Sergio dejó sus cubiertos sobre la mesa cambiando la expresión.

—No… ¿No tienes padres? —quiso saber—. Si me estoy metiendo donde no me llaman, dímelo.

—Tranquilo, no tengo ningún problema en hablar de eso. Mi madre murió al darme a luz y jamás supe quién es mi padre.

—Eso es muy triste —se lamentó Sergio.

—No he conocido otro tipo de vida y he sido feliz. No te preocupes. No ha habido ninguna tragedia en mi vida.

«Excepto venir aquí», pensó Diego.

—Ah, vale —suspiró Sergio, siguiendo con su cena.

—Gracias por preocuparte.

—No tiene importancia. Estoy seguro de que nos llevaremos muy bien.

—Eso espero —concluyó Diego.

Acabaron con su cena. Estaba deseando que terminase ese día que había sido tan extraño para él, no por nada, sino porque ese cambio tan drástico de vida le había hecho sentirse como un bicho raro en un mundo irreal. Quería que empezara a pasar el tiempo para acostumbrarse a todo aquello, para ser parte de la ciudad, empezar a estudiar y tener todo el tiempo ocupado para no pensar en la melancolía.

Después subieron a la habitación y se encontró con parte de su equipaje sobre la cama. Recordó lo agobiado que había estado y por qué lo dejó así. Ahora que habían pasado unas horas, pensó que había sido absurdo, que aquello no estaba tan mal y que el cambio le iba a venir bien para madurar y conocer otro estilo de vida. Era como si de repente estuviera en el futuro y hasta entonces hubiera vivido en una especie de prehistoria. Todo demasiado complejo para un solo día. Solo quería descansar y hacerse amigo de su nueva cama.

—¿Te ayudo a recoger todo eso? —preguntó Sergio quitándose su jersey.

—No te preocupes. Lo dejaré encima de esa silla y mañana lo meto en el armario.

Sergio siguió desvistiéndose, lo que hizo que se pusiera un poco incómodo. La desnudez para él era algo muy íntimo y no estaba acostumbrado a compartirla con nadie, así que rebuscó entre sus cosas, cogió el pijama y se fue al baño para cambiarse de ropa y lavarse los dientes. Al salir, Sergio ya tenía puesta su ropa para dormir y entró también a asearse.

Diego se sentía un poco estúpido con su timidez, pero era demasiado pronto para soltarse. Ya había sido un logro haber mantenido una conversación fluida con ese chico desconocido.

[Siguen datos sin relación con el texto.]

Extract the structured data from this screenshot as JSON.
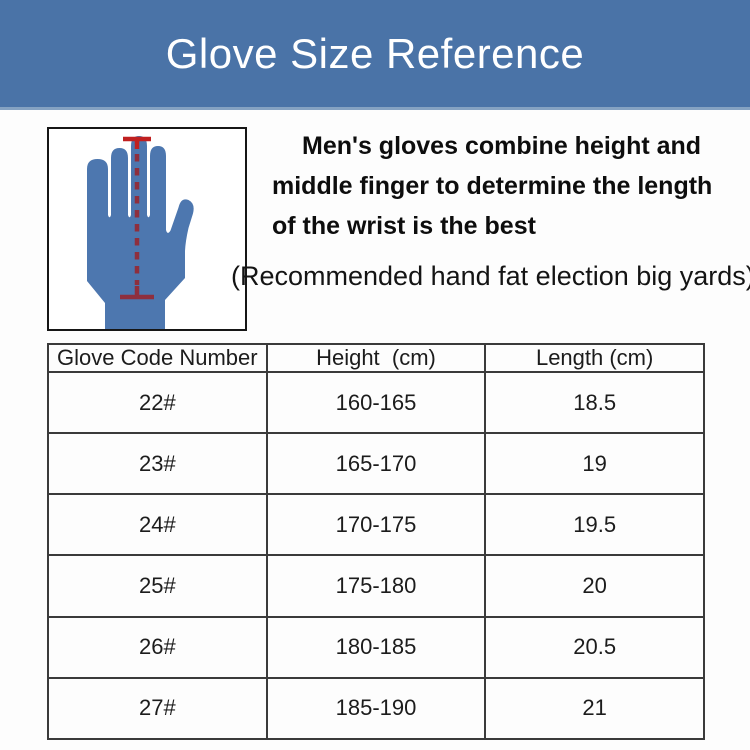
{
  "colors": {
    "banner_bg": "#4a73a7",
    "banner_edge": "#85a2c2",
    "banner_text": "#ffffff",
    "glove_fill": "#4d77af",
    "measure_bright": "#c02020",
    "measure_dark": "#8e2f3e",
    "table_border": "#3b3b3b"
  },
  "banner": {
    "title": "Glove Size Reference"
  },
  "figure": {
    "description": "blue glove silhouette with red dashed line measuring from middle fingertip to wrist"
  },
  "intro": {
    "lines": [
      "Men's gloves combine height and",
      "middle finger to determine the length",
      "of the wrist is the best"
    ],
    "note": "(Recommended hand fat election big yards)"
  },
  "table": {
    "columns": [
      "Glove Code Number",
      "Height  (cm)",
      "Length (cm)"
    ],
    "rows": [
      [
        "22#",
        "160-165",
        "18.5"
      ],
      [
        "23#",
        "165-170",
        "19"
      ],
      [
        "24#",
        "170-175",
        "19.5"
      ],
      [
        "25#",
        "175-180",
        "20"
      ],
      [
        "26#",
        "180-185",
        "20.5"
      ],
      [
        "27#",
        "185-190",
        "21"
      ]
    ]
  }
}
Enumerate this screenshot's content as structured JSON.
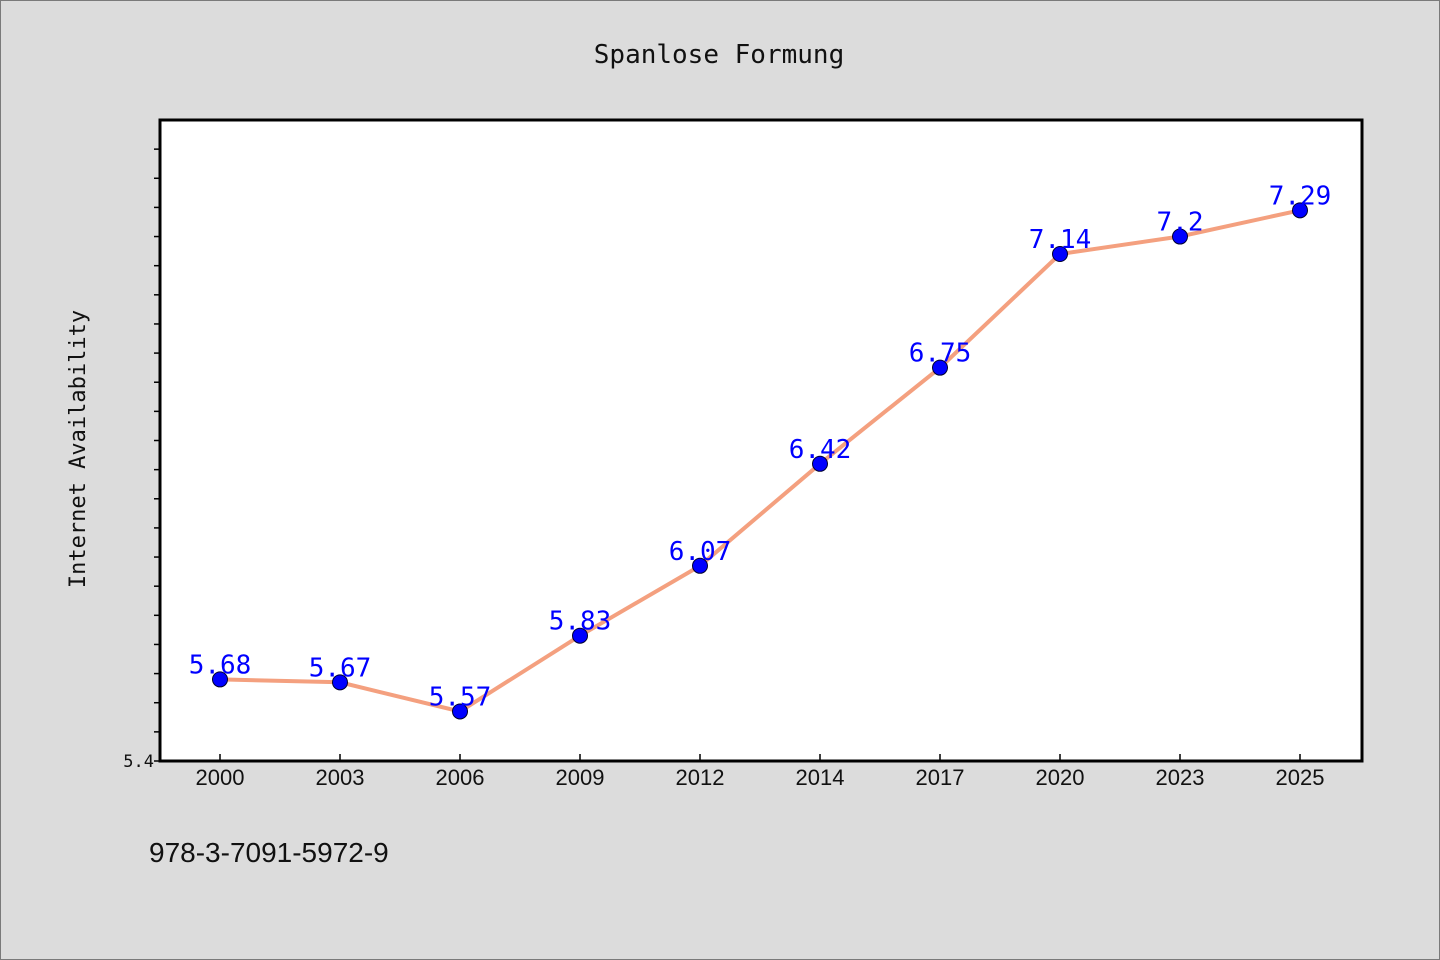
{
  "chart_data": {
    "type": "line",
    "title": "Spanlose Formung",
    "xlabel": "",
    "ylabel": "Internet Availability",
    "categories": [
      "2000",
      "2003",
      "2006",
      "2009",
      "2012",
      "2014",
      "2017",
      "2020",
      "2023",
      "2025"
    ],
    "series": [
      {
        "values": [
          5.68,
          5.67,
          5.57,
          5.83,
          6.07,
          6.42,
          6.75,
          7.14,
          7.2,
          7.29
        ]
      }
    ],
    "data_labels": [
      "5.68",
      "5.67",
      "5.57",
      "5.83",
      "6.07",
      "6.42",
      "6.75",
      "7.14",
      "7.2",
      "7.29"
    ],
    "y_tick_labels": [
      "5.4"
    ],
    "ylim": [
      5.4,
      7.6
    ],
    "grid": false,
    "colors": {
      "line": "#f4a07f",
      "marker": "#0000ff",
      "label": "#0000ff",
      "plot_bg": "#ffffff",
      "page_bg": "#dcdcdc"
    }
  },
  "footnote": "978-3-7091-5972-9"
}
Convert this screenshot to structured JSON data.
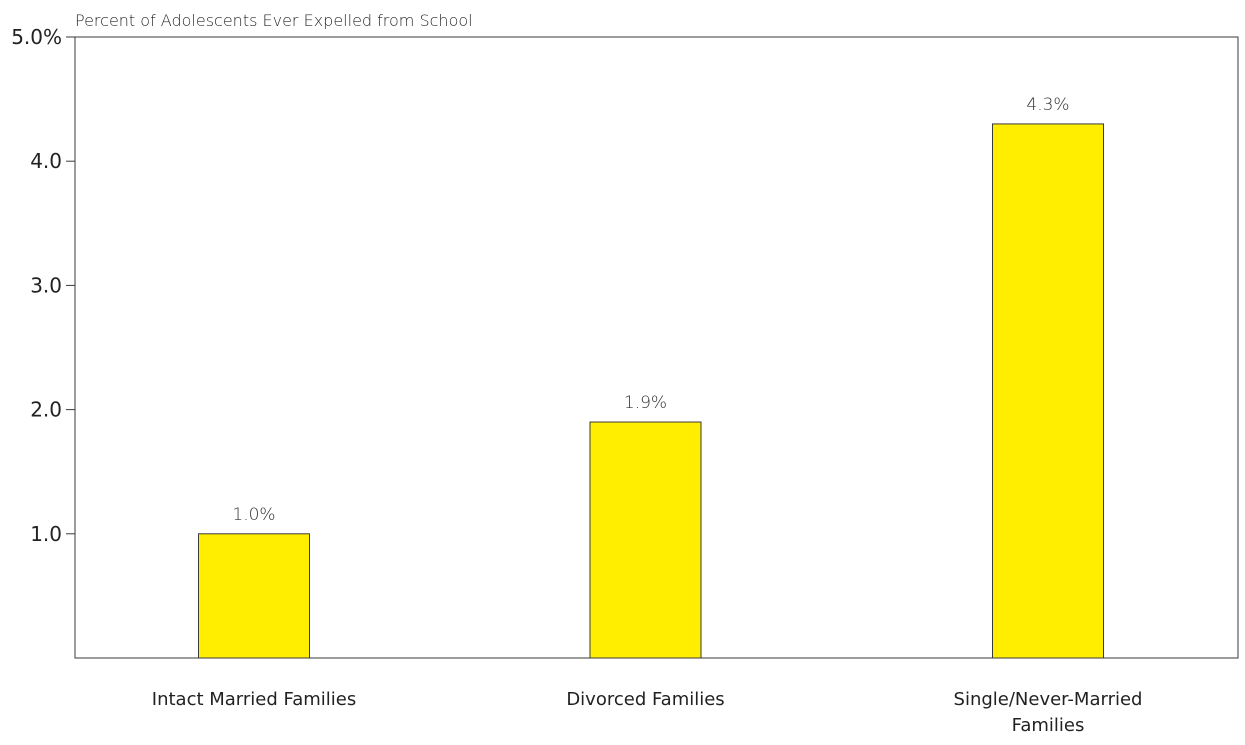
{
  "chart_data": {
    "type": "bar",
    "title": "",
    "ylabel": "Percent of Adolescents Ever Expelled from School",
    "xlabel": "",
    "categories": [
      "Intact Married Families",
      "Divorced Families",
      "Single/Never-Married Families"
    ],
    "category_lines": [
      [
        "Intact Married Families"
      ],
      [
        "Divorced Families"
      ],
      [
        "Single/Never-Married",
        "Families"
      ]
    ],
    "values": [
      1.0,
      1.9,
      4.3
    ],
    "value_labels": [
      "1.0%",
      "1.9%",
      "4.3%"
    ],
    "ylim": [
      0,
      5.0
    ],
    "yticks": [
      1.0,
      2.0,
      3.0,
      4.0,
      5.0
    ],
    "ytick_labels": [
      "1.0",
      "2.0",
      "3.0",
      "4.0",
      "5.0%"
    ],
    "grid": false,
    "legend": "none",
    "colors": {
      "bar_fill": "#FFEE00",
      "bar_stroke": "#3a3a3a",
      "axis": "#3a3a3a",
      "text": "#222222"
    }
  }
}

Poco a poco se iría abriendo al mundo.

Al acostarse se dio cuenta de lo unido que había estado siempre a su almohada. La echaba de menos. Esa cama extraña no terminaba de amoldarse a su cuerpo y le resultaba imposible quedarse dormido. Aquello unido a que no podía dejar de pensar en su abuela, en cómo estaría, si la tristeza de la primera noche sola tampoco la dejaría dormir… Eso pudo más que la fuerza ejercida durante todo el día para poder descansar y allí, en esa cama desconocida, a oscuras y en silencio, derramó las lágrimas contenidas que dedicó a su pueblo, a quien había sido su única familia, a la orilla del río, a su propia cama que también estaría llorando por su soledad. Ese frío insoportable de la primera noche desaparecería, lo sabía. Solo tenía que dejar transcurrir los días, hacerse fuerte, conocer cada rincón de su nuevo hogar y así ir dejando atrás esa melancolía que tenía tan pegada al pecho. Toda la noche sin dormir lo haría recapacitar sobre esa decisión de cambiar su mundo, de abandonar su sitio, de darse cuenta de que no era tan fuerte como pensaba ni tan valiente. No iba a hacer caso de las voces que le pedían dejarlo y regresar. Soltaría las lágrimas que hicieran falta hasta que ellas mismas barriesen esas voces. Lo haría por su abuela, para que se sintiera orgullosa de él, para no defraudarla ni a ella ni a él mismo.

Sin darse cuenta, había amanecido y un día nuevo le recordaba que todo había cambiado, que tenía que levantarse y cumplir con su misión. Para eso había ido.